Em vez disso, planeja fornecer uma estrutura descrita como clara, prática e proporcional.

A competição por investimentos em IA está crescendo, com o governo do Reino Unido recentemente garantindo acordos no valor de dezenas de bilhões de dólares de empresas como Microsoft e OpenAI.

As autoridades esperam que a regulamentação transparente melhore a reputação do Reino Unido como um mercado favorável para a tecnologia da saúde, ao mesmo tempo em que dá aos pacientes e médicos confiança em novas ferramentas.
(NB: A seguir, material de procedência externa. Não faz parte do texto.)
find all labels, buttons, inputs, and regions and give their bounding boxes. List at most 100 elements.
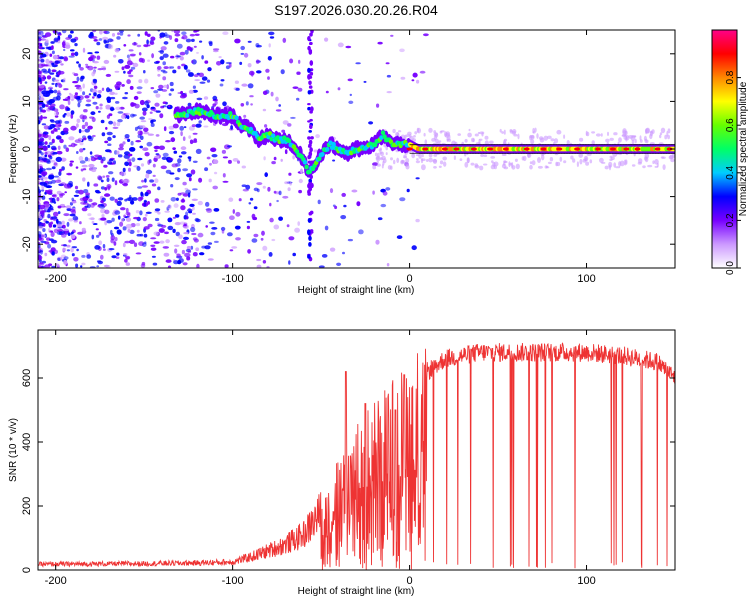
- spectral-noise-speck: [397, 130, 402, 133]
- spectral-noise-speck: [150, 123, 155, 127]
- spectral-noise-speck: [262, 108, 267, 112]
- figure-title: S197.2026.030.20.26.R04: [274, 2, 438, 18]
- spectral-noise-speck: [128, 161, 132, 167]
- spectral-noise-speck: [76, 118, 81, 124]
- spectral-noise-speck: [56, 190, 62, 195]
- spectral-noise-speck: [400, 159, 405, 165]
- spectral-noise-speck: [421, 164, 426, 171]
- spectral-noise-speck: [298, 59, 301, 64]
- spectral-noise-speck: [129, 69, 133, 72]
- spectral-noise-speck: [150, 244, 156, 247]
- spectral-noise-speck: [71, 197, 74, 201]
- spectral-noise-speck: [96, 41, 101, 46]
- spectral-noise-speck: [96, 55, 101, 60]
- spectral-noise-speck: [193, 30, 200, 33]
- spectral-noise-speck: [239, 61, 243, 65]
- spectral-noise-speck: [47, 213, 51, 219]
- spectral-noise-speck: [247, 62, 252, 68]
- spectral-noise-speck: [70, 232, 73, 235]
- spectral-noise-speck: [162, 152, 169, 157]
- spectral-noise-speck: [102, 244, 106, 249]
- spectral-noise-speck: [74, 84, 82, 88]
- spectral-noise-speck: [72, 80, 79, 84]
- spectral-noise-speck: [375, 239, 380, 245]
- spectral-noise-speck: [182, 136, 186, 141]
- spectral-noise-speck: [153, 90, 159, 94]
- spectral-noise-speck: [181, 151, 187, 155]
- spectral-noise-speck: [67, 100, 71, 105]
- spectral-noise-speck: [267, 56, 272, 61]
- spectral-noise-speck: [149, 41, 155, 46]
- spectral-noise-speck: [181, 31, 187, 35]
- spectral-noise-speck: [153, 241, 160, 244]
- spectral-noise-speck: [337, 42, 344, 48]
- spectral-noise-speck: [94, 189, 100, 193]
- spectral-noise-speck: [44, 151, 48, 156]
- spectral-noise-speck: [41, 189, 45, 192]
- spectral-noise-speck: [532, 131, 536, 134]
- spectral-noise-speck: [116, 122, 121, 127]
- spectral-noise-speck: [38, 234, 42, 239]
- spectral-noise-speck: [146, 33, 151, 37]
- spectral-noise-speck: [121, 114, 126, 119]
- spectral-noise-speck: [639, 139, 643, 143]
- spectral-noise-speck: [53, 108, 59, 112]
- spectral-noise-speck: [57, 145, 61, 150]
- spectral-noise-speck: [198, 72, 204, 78]
- spectral-noise-speck: [185, 38, 192, 43]
- spectral-noise-speck: [294, 227, 300, 233]
- spectral-noise-speck: [68, 136, 75, 141]
- spectral-noise-speck: [63, 88, 69, 91]
- spectral-noise-speck: [109, 106, 115, 112]
- spectral-noise-speck: [206, 156, 211, 160]
- spectral-noise-speck: [127, 70, 132, 75]
- spectral-noise-speck: [433, 130, 437, 134]
- spectral-noise-speck: [180, 131, 183, 137]
- spectral-noise-speck: [116, 150, 120, 155]
- spectral-noise-speck: [508, 161, 511, 168]
- spectral-noise-speck: [300, 168, 303, 174]
- spectral-noise-speck: [40, 240, 47, 243]
- spectrogram-x-tick-label: 0: [407, 273, 413, 285]
- spectral-noise-speck: [108, 171, 114, 175]
- spectral-noise-speck: [276, 199, 279, 203]
- spectral-noise-speck: [63, 260, 68, 265]
- spectral-noise-speck: [292, 252, 297, 257]
- spectral-noise-speck: [225, 61, 232, 65]
- spectral-noise-speck: [62, 98, 68, 101]
- spectral-noise-speck: [195, 247, 200, 251]
- spectral-noise-speck: [46, 210, 51, 213]
- spectral-noise-speck: [296, 97, 300, 101]
- spectral-noise-speck: [667, 134, 670, 140]
- spectral-noise-speck: [459, 158, 463, 162]
- spectral-noise-speck: [414, 131, 418, 135]
- spectral-noise-speck: [85, 103, 92, 107]
- spectral-noise-speck: [82, 168, 87, 171]
- spectral-interference-speck: [310, 106, 314, 112]
- spectral-noise-speck: [53, 228, 59, 233]
- spectral-noise-speck: [189, 203, 195, 207]
- spectral-noise-speck: [445, 131, 451, 137]
- spectral-noise-speck: [160, 224, 167, 228]
- spectral-noise-speck: [52, 151, 58, 155]
- spectral-noise-speck: [39, 43, 43, 47]
- spectral-noise-speck: [390, 157, 393, 161]
- spectral-noise-speck: [493, 165, 497, 170]
- spectral-noise-speck: [667, 128, 671, 134]
- spectral-noise-speck: [135, 223, 141, 227]
- spectral-noise-speck: [60, 203, 65, 207]
- spectral-noise-speck: [647, 164, 653, 168]
- spectral-noise-speck: [112, 126, 119, 129]
- spectral-noise-speck: [228, 197, 234, 202]
- spectral-noise-speck: [39, 204, 46, 210]
- spectral-noise-speck: [412, 138, 416, 142]
- spectral-noise-speck: [80, 168, 84, 172]
- spectral-noise-speck: [289, 181, 292, 186]
- spectral-noise-speck: [243, 52, 249, 58]
- spectral-noise-speck: [56, 223, 63, 228]
- spectral-noise-speck: [190, 245, 194, 250]
- spectral-noise-speck: [73, 194, 80, 197]
- spectral-noise-speck: [82, 147, 86, 151]
- spectral-noise-speck: [92, 96, 95, 99]
- spectral-noise-speck: [124, 161, 130, 167]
Clareza regulatória vista como chave para o investimento

Tallon enfatizou que a incerteza na regulamentação global da IA está dificultando o planejamento antecipado de desenvolvedores de tecnologia, provedores de saúde e investidores. O Reino Unido visa fornecer clareza, definindo expectativas claras para todas as partes envolvidas na IA de saúde.

Embora algumas empresas possam ser cautelosas com os novos requisitos, os reguladores acreditam que regras previsíveis e proporcionais incentivarão o investimento de longo prazo.

Até 2026, espera-se que a estrutura forneça um conjunto abrangente de padrões para dispositivos médicos de IA no Reino Unido, equilibrando inovação com responsabilidade.

Com a IA já incorporada à prática clínica diária, o trabalho da comissão deve moldar o futuro dos cuidados de saúde britânicos e influenciar as discussões globais sobre regulamentação.